Is vibe coding a security risk?

Yes, in its current state. Vibe coding tools optimize for speed and working features, not security. They do not know your threat model, your compliance requirements, or your user data sensitivity. The resulting code often lacks authentication guards, input validation, rate limiting, and proper secret management.

How do I fix RLS in my Supabase app?

Run ALTER TABLE your_table ENABLE ROW LEVEL SECURITY; for every table in Supabase, then define explicit policies for SELECT, INSERT, UPDATE, and DELETE. A policy that restricts reads to the row owner looks like: CREATE POLICY user_isolation ON your_table FOR SELECT USING (auth.uid() = user_id);

What does an AI app security audit cost?

AppStuck's Security Hardening tier is priced at $2,500-$7,000 fixed-fee, delivered in 1-2 weeks. Scope depends on codebase size and the number of integrations. The engagement includes a full security report, all fixes applied to the codebase, and a post-fix re-test.

Can AI-generated code pass a SOC 2 audit?

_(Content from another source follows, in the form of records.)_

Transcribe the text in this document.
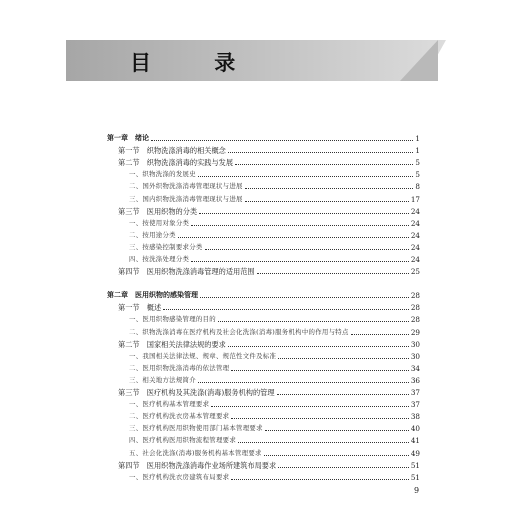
目 录
第一章　绪论	1
第一节　织物洗涤消毒的相关概念	1
第二节　织物洗涤消毒的实践与发展	5
一、织物洗涤的发展史	5
二、国外织物洗涤消毒管理现状与进展	8
三、国内织物洗涤消毒管理现状与进展	17
第三节　医用织物的分类	24
一、按使用对象分类	24
二、按用途分类	24
三、按感染控制要求分类	24
四、按洗涤处理分类	24
第四节　医用织物洗涤消毒管理的适用范围	25
第二章　医用织物的感染管理	28
第一节　概述	28
一、医用织物感染管理的目的	28
二、织物洗涤消毒在医疗机构及社会化洗涤(消毒)服务机构中的作用与特点	29
第二节　国家相关法律法规的要求	30
一、我国相关法律法规、规章、规范性文件及标准	30
二、医用织物洗涤消毒的依法管理	34
三、相关地方法规简介	36
第三节　医疗机构及其洗涤(消毒)服务机构的管理	37
一、医疗机构基本管理要求	37
二、医疗机构洗衣房基本管理要求	38
三、医疗机构医用织物使用部门基本管理要求	40
四、医疗机构医用织物流程管理要求	41
五、社会化洗涤(消毒)服务机构基本管理要求	49
第四节　医用织物洗涤消毒作业场所建筑布局要求	51
一、医疗机构洗衣房建筑布局要求	51
9
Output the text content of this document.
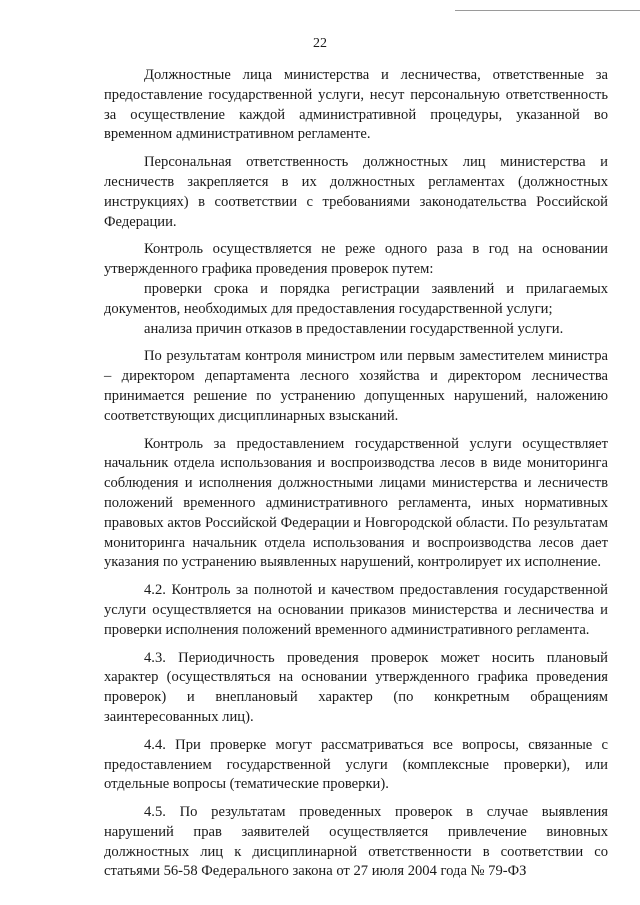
22

Должностные лица министерства и лесничества, ответственные за предоставление государственной услуги, несут персональную ответственность за осуществление каждой административной процедуры, указанной во временном административном регламенте.

Персональная ответственность должностных лиц министерства и лесничеств закрепляется в их должностных регламентах (должностных инструкциях) в соответствии с требованиями законодательства Российской Федерации.

Контроль осуществляется не реже одного раза в год на основании утвержденного графика проведения проверок путем:

проверки срока и порядка регистрации заявлений и прилагаемых документов, необходимых для предоставления государственной услуги;

анализа причин отказов в предоставлении государственной услуги.

По результатам контроля министром или первым заместителем министра – директором департамента лесного хозяйства и директором лесничества принимается решение по устранению допущенных нарушений, наложению соответствующих дисциплинарных взысканий.

Контроль за предоставлением государственной услуги осуществляет начальник отдела использования и воспроизводства лесов в виде мониторинга соблюдения и исполнения должностными лицами министерства и лесничеств положений временного административного регламента, иных нормативных правовых актов Российской Федерации и Новгородской области. По результатам мониторинга начальник отдела использования и воспроизводства лесов дает указания по устранению выявленных нарушений, контролирует их исполнение.

4.2. Контроль за полнотой и качеством предоставления государственной услуги осуществляется на основании приказов министерства и лесничества и проверки исполнения положений временного административного регламента.

4.3. Периодичность проведения проверок может носить плановый характер (осуществляться на основании утвержденного графика проведения проверок) и внеплановый характер (по конкретным обращениям заинтересованных лиц).

4.4. При проверке могут рассматриваться все вопросы, связанные с предоставлением государственной услуги (комплексные проверки), или отдельные вопросы (тематические проверки).

4.5. По результатам проведенных проверок в случае выявления нарушений прав заявителей осуществляется привлечение виновных должностных лиц к дисциплинарной ответственности в соответствии со статьями 56-58 Федерального закона от 27 июля 2004 года № 79-ФЗ
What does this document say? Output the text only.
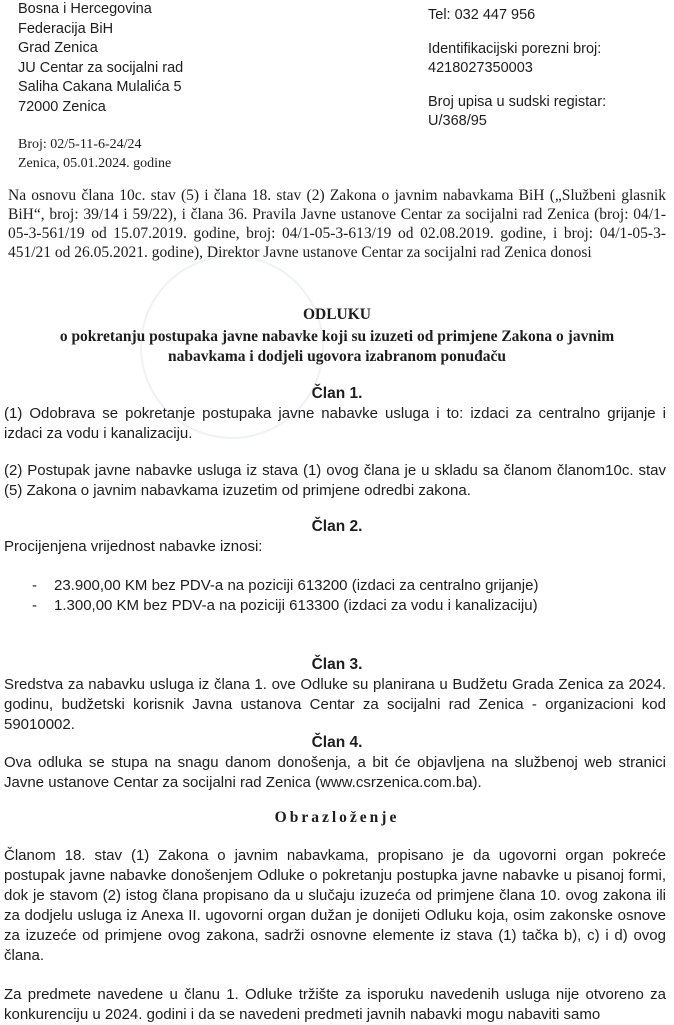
Bosna i Hercegovina
Federacija BiH
Grad Zenica
JU Centar za socijalni rad
Saliha Cakana Mulalića 5
72000 Zenica
Tel: 032 447 956
Identifikacijski porezni broj:
4218027350003
Broj upisa u sudski registar:
U/368/95
Broj: 02/5-11-6-24/24
Zenica, 05.01.2024. godine

Na osnovu člana 10c. stav (5) i člana 18. stav (2) Zakona o javnim nabavkama BiH („Službeni glasnik BiH“, broj: 39/14 i 59/22), i člana 36. Pravila Javne ustanove Centar za socijalni rad Zenica (broj: 04/1-05-3-561/19 od 15.07.2019. godine, broj: 04/1-05-3-613/19 od 02.08.2019. godine, i broj: 04/1-05-3-451/21 od 26.05.2021. godine), Direktor Javne ustanove Centar za socijalni rad Zenica donosi

ODLUKU
o pokretanju postupaka javne nabavke koji su izuzeti od primjene Zakona o javnim nabavkama i dodjeli ugovora izabranom ponuđaču
Član 1.

(1) Odobrava se pokretanje postupaka javne nabavke usluga i to: izdaci za centralno grijanje i izdaci za vodu i kanalizaciju.

(2) Postupak javne nabavke usluga iz stava (1) ovog člana je u skladu sa članom članom10c. stav (5) Zakona o javnim nabavkama izuzetim od primjene odredbi zakona.

Član 2.

Procijenjena vrijednost nabavke iznosi:

- 23.900,00 KM bez PDV-a na poziciji 613200 (izdaci za centralno grijanje)
- 1.300,00 KM bez PDV-a na poziciji 613300 (izdaci za vodu i kanalizaciju)
Član 3.

Sredstva za nabavku usluga iz člana 1. ove Odluke su planirana u Budžetu Grada Zenica za 2024. godinu, budžetski korisnik Javna ustanova Centar za socijalni rad Zenica - organizacioni kod 59010002.

Član 4.

Ova odluka se stupa na snagu danom donošenja, a bit će objavljena na službenoj web stranici Javne ustanove Centar za socijalni rad Zenica (www.csrzenica.com.ba).

Obrazloženje

Članom 18. stav (1) Zakona o javnim nabavkama, propisano je da ugovorni organ pokreće postupak javne nabavke donošenjem Odluke o pokretanju postupka javne nabavke u pisanoj formi, dok je stavom (2) istog člana propisano da u slučaju izuzeća od primjene člana 10. ovog zakona ili za dodjelu usluga iz Anexa II. ugovorni organ dužan je donijeti Odluku koja, osim zakonske osnove za izuzeće od primjene ovog zakona, sadrži osnovne elemente iz stava (1) tačka b), c) i d) ovog člana.

Za predmete navedene u članu 1. Odluke tržište za isporuku navedenih usluga nije otvoreno za konkurenciju u 2024. godini i da se navedeni predmeti javnih nabavki mogu nabaviti samo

Not without remediation. AI-generated code typically lacks the access control documentation, secret rotation procedures, logging standards, and data handling policies required for SOC 2 Type II. It can be made SOC 2 compliant, but it requires deliberate hardening work beyond what any vibe coding tool currently provides.

Do Bolt, Cursor, and Replit have the same security problems as Lovable?

Similar categories of problems, different severity profiles. Bolt shares the Supabase RLS issue when paired with Supabase backends. Cursor and Claude Code generate more structurally sound code because they work within existing codebases, but they still omit rate limiting, CSRF headers, and webhook signature verification by default.

What OWASP Top 10 risks apply to AI-generated apps?

All ten apply to some degree. The highest-frequency matches are A01 (Broken Access Control, via missing RLS and IDOR), A02 (Cryptographic Failures, via secrets in client code), A03 (Injection, via raw SQL queries), A05 (Security Misconfiguration, via disabled RLS and missing headers), and A07 (Identification and Authentication Failures, via tokens in localStorage).

How long does a security audit of a vibe-coded app take?

A thorough security audit of a typical Lovable or Bolt app (10-30 database tables, 3-5 integrations) takes 3-5 business days for assessment and 5-10 days for remediation, depending on severity. AppStuck's full Security Hardening engagement is scoped at 1-2 weeks start to finish.

What is IDOR and why is it common in AI-generated apps?

IDOR (Insecure Direct Object Reference) happens when your API returns records by a predictable ID without checking ownership. AI tools generate endpoints like GET /api/orders/:id without verifying that the requesting user owns that order. An attacker who knows any valid order ID can iterate through all orders. The fix is always an ownership check in the query or middleware.